Das EuGH entschied: Arbeitszeit ist, wenn die dem Arbeitnehmer auferlegten Einschränkungen seine freie Zeit „objektiv gesehen ganz erheblich beeinträchtigen“. Bereitschaftszeit sei automatisch Arbeitszeit, wenn der Arbeitnehmer an seinem Arbeitsplatz, der nicht seine Wohnung ist, bleiben und sich dort seinem Arbeitgeber zur Verfügung halten muss. Entscheidend sei auch, in welcher Reaktionszeit er am Einsatzort sein muss.

 

Nationale Gerichte müssen die Einzelfälle prüfen

Diese Einschätzung des EuGH nutzt dem Offenbacher Feuerwehrmann aber zunächst nur wenig, denn der Fall selbst wurde an das Verwaltungsgericht Darmstadt zurückverwiesen. Der EuGH betont in seinem Urteil, dass im Einzelfall die nationalen Gerichte prüfen müssen, ob es sich um Arbeitszeit handelt. Dabei müsse die Frist berücksichtigt werden, innerhalb derer der Arbeitnehmer am Einsatzort zu sein hat. Neben weiteren Verpflichtungen wie dem Tragen von Einsatzkleidung müssten auch Erleichterungen wie ein Dienstfahrzeug in die Entscheidung einfließen. Auch müssten die Gerichte abschätzen, wie oft während der Rufbereitschaft tatsächlich Einsätze stattfinden.
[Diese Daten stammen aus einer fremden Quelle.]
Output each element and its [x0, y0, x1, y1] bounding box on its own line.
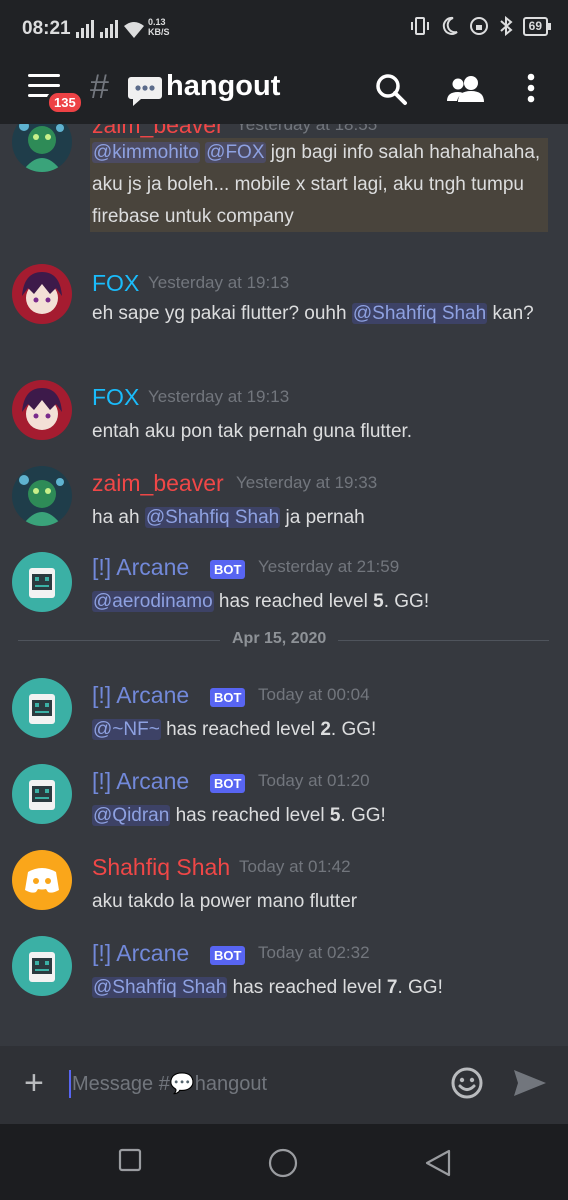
message-fragment: . GG! [397, 977, 443, 998]
message-composer: + [0, 1046, 568, 1124]
network-speed-unit: KB/S [148, 27, 170, 37]
user-mention[interactable]: @aerodinamo [92, 591, 214, 612]
bot-badge: BOT [210, 774, 246, 793]
message-timestamp: Yesterday at 21:59 [258, 557, 400, 576]
message-fragment: ha ah [92, 507, 145, 528]
bluetooth-icon [499, 16, 513, 36]
user-mention[interactable]: @Shahfiq Shah [92, 977, 228, 998]
avatar[interactable] [12, 552, 72, 612]
avatar[interactable] [12, 850, 72, 910]
message-timestamp: Yesterday at 19:13 [148, 273, 290, 292]
message-fragment: . GG! [330, 719, 377, 740]
level-number: 7 [386, 977, 398, 998]
message-fragment: kan? [487, 303, 534, 324]
message-fragment: has reached level [213, 591, 374, 612]
message-timestamp: Yesterday at 18:55 [236, 124, 378, 134]
user-mention[interactable]: @Qidran [92, 805, 171, 826]
message-fragment: aku takdo la power mano flutter [92, 891, 358, 912]
moon-icon [442, 16, 458, 35]
status-bar: 08:21 0.13 KB/S 69 [0, 0, 568, 58]
user-mention[interactable]: @FOX [205, 142, 266, 163]
hash-icon: # [90, 68, 109, 106]
status-time: 08:21 [22, 18, 71, 39]
level-number: 5 [373, 591, 384, 612]
message-text: ha ah @Shahfiq Shah ja pernah [92, 502, 552, 534]
plus-icon[interactable]: + [24, 1066, 44, 1100]
avatar[interactable] [12, 678, 72, 738]
home-icon[interactable] [268, 1148, 298, 1183]
level-number: 5 [329, 805, 341, 826]
author-name[interactable]: Shahfiq Shah [92, 854, 230, 881]
members-icon[interactable] [446, 72, 486, 111]
signal-icon [76, 20, 144, 38]
message-text: @kimmohito @FOX jgn bagi info salah haha… [92, 137, 552, 233]
recents-icon[interactable] [118, 1148, 142, 1177]
message-fragment: entah aku pon tak pernah guna flutter. [92, 421, 413, 442]
avatar[interactable] [12, 380, 72, 440]
avatar[interactable] [12, 936, 72, 996]
bot-badge: BOT [210, 946, 246, 965]
menu-icon-line [28, 84, 60, 87]
message-timestamp: Yesterday at 19:13 [148, 387, 290, 406]
signal-icons [76, 20, 146, 43]
lock-icon [469, 17, 488, 35]
author-name[interactable]: FOX [92, 270, 139, 297]
message-text: @aerodinamo has reached level 5. GG! [92, 586, 552, 618]
message-text: @Shahfiq Shah has reached level 7. GG! [92, 972, 552, 1004]
battery-level: 69 [522, 16, 552, 36]
avatar[interactable] [12, 466, 72, 526]
message-text: eh sape yg pakai flutter? ouhh @Shahfiq … [92, 298, 552, 330]
message-timestamp: Today at 00:04 [258, 685, 370, 704]
message-timestamp: Today at 01:20 [258, 771, 370, 790]
channel-title: hangout [166, 70, 281, 102]
message-input[interactable] [70, 1066, 434, 1102]
user-mention[interactable]: @~NF~ [92, 719, 161, 740]
vibrate-icon [410, 17, 429, 35]
network-speed-value: 0.13 [148, 17, 166, 27]
date-divider-label: Apr 15, 2020 [220, 630, 339, 648]
bot-badge: BOT [210, 688, 246, 707]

Dabei seien auch Einschränkungen durch nationale Rechtsvorschriften, Tarifverträge oder durch den Arbeitgeber zu berücksichtigen.

 

Viele Branchen betroffen

Das Grundsatzurteil der Luxemburger Richter ist nicht nur für die Feuerwehr von Bedeutung, sondern auch für alle Branchen, für die die Arbeitszeitrichtlinie der EU und das deutsche Arbeitszeitgesetz gelten. Dazu zählen z. B. die Polizei, die Pflege und die Sozialwirtschaft.

 

FAZIT | Das Urteil wird durchaus kritisch kommentiert. Es lasse viel Spielraum und schaffe keine Klarheit für die Beschäftigten, welche Bereitschaftszeiten konkret als Arbeitszeit und welche als Ruhezeit gelten. Vielmehr lege der EuGH diese Entscheidung weitgehend in die Hände der nationalen Gerichte. Auch sage es nichts dazu, wie eine Bereitschaftszeit bezahlt werden muss.